If you see distinct brown and green zones in the same iris, you’re almost certainly looking at hazel. If the iris reads as one relatively uniform shade, it’s more likely green or amber depending on the warmth of the tone.
Where Hazel Eyes Are Most Common
Hazel eyes are most frequently found in people of European, Middle Eastern, and North African descent. They’re relatively common in the United States, where population surveys put the prevalence around 18%. Globally, the figure drops to about 5%, making hazel less common than brown (which accounts for the vast majority of the world’s population) but more common than green, gray, or true amber.
The genetic variants linked to hazel eyes are concentrated in European and Southwest Asian populations, which tracks with where these eye colors appear most often. However, hazel eyes can and do appear in people of virtually any ethnic background, because the relevant gene variants exist at low frequencies across many populations worldwide.

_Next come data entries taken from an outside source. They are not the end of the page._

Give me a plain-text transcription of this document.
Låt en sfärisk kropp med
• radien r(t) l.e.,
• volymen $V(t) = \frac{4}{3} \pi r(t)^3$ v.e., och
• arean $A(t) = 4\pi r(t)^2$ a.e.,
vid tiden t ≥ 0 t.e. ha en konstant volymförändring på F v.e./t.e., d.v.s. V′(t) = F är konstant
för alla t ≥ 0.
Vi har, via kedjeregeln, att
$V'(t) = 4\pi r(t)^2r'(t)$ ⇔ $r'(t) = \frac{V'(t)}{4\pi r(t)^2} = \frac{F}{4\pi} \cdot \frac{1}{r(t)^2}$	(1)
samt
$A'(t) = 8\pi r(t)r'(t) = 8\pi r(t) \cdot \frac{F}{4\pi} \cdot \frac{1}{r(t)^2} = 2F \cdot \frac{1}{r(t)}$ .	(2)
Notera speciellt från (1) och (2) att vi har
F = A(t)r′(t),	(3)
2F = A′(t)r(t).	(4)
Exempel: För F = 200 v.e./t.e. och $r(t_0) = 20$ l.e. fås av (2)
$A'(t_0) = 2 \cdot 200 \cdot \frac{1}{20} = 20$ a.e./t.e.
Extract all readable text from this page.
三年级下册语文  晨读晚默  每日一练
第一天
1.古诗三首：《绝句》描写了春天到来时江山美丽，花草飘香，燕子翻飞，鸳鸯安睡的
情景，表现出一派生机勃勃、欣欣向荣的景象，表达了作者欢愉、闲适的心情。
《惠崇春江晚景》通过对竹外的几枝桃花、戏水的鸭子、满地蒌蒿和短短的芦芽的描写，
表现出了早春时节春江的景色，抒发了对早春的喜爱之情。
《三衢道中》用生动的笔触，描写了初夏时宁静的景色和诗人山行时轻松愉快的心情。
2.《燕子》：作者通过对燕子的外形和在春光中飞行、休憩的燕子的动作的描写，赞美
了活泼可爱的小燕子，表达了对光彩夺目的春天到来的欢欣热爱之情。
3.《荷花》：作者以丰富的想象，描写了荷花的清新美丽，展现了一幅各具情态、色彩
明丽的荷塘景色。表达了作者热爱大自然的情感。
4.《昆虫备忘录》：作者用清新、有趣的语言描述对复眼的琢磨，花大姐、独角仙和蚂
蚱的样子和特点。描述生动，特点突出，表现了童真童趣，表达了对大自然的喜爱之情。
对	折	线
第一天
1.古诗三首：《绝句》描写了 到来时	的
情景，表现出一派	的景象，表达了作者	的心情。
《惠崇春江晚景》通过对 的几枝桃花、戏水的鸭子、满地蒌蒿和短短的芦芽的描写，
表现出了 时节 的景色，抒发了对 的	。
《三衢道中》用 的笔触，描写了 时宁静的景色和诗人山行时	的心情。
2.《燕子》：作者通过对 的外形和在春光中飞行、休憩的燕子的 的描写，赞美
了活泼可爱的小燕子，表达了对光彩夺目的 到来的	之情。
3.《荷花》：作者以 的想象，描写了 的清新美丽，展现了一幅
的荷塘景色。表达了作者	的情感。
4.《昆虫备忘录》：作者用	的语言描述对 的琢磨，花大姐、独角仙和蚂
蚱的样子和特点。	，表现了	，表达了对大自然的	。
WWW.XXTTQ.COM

Do Hazel Eyes Change Over a Lifetime?
Many babies are born with blue or gray eyes that darken over the first one to three years of life as melanin production ramps up. Some of those babies end up with hazel eyes once their melanin settles into the intermediate range. After early childhood, hazel eye color is generally stable, though the perceived shade continues to shift with lighting and surroundings throughout life.
In older adults, the iris can lose some pigment over decades, which occasionally makes hazel eyes appear slightly lighter or more green-dominant than they were at age 20. This change is gradual and subtle. Any sudden or dramatic shift in eye color at any age is worth getting checked, as it can signal changes in the iris that need medical attention.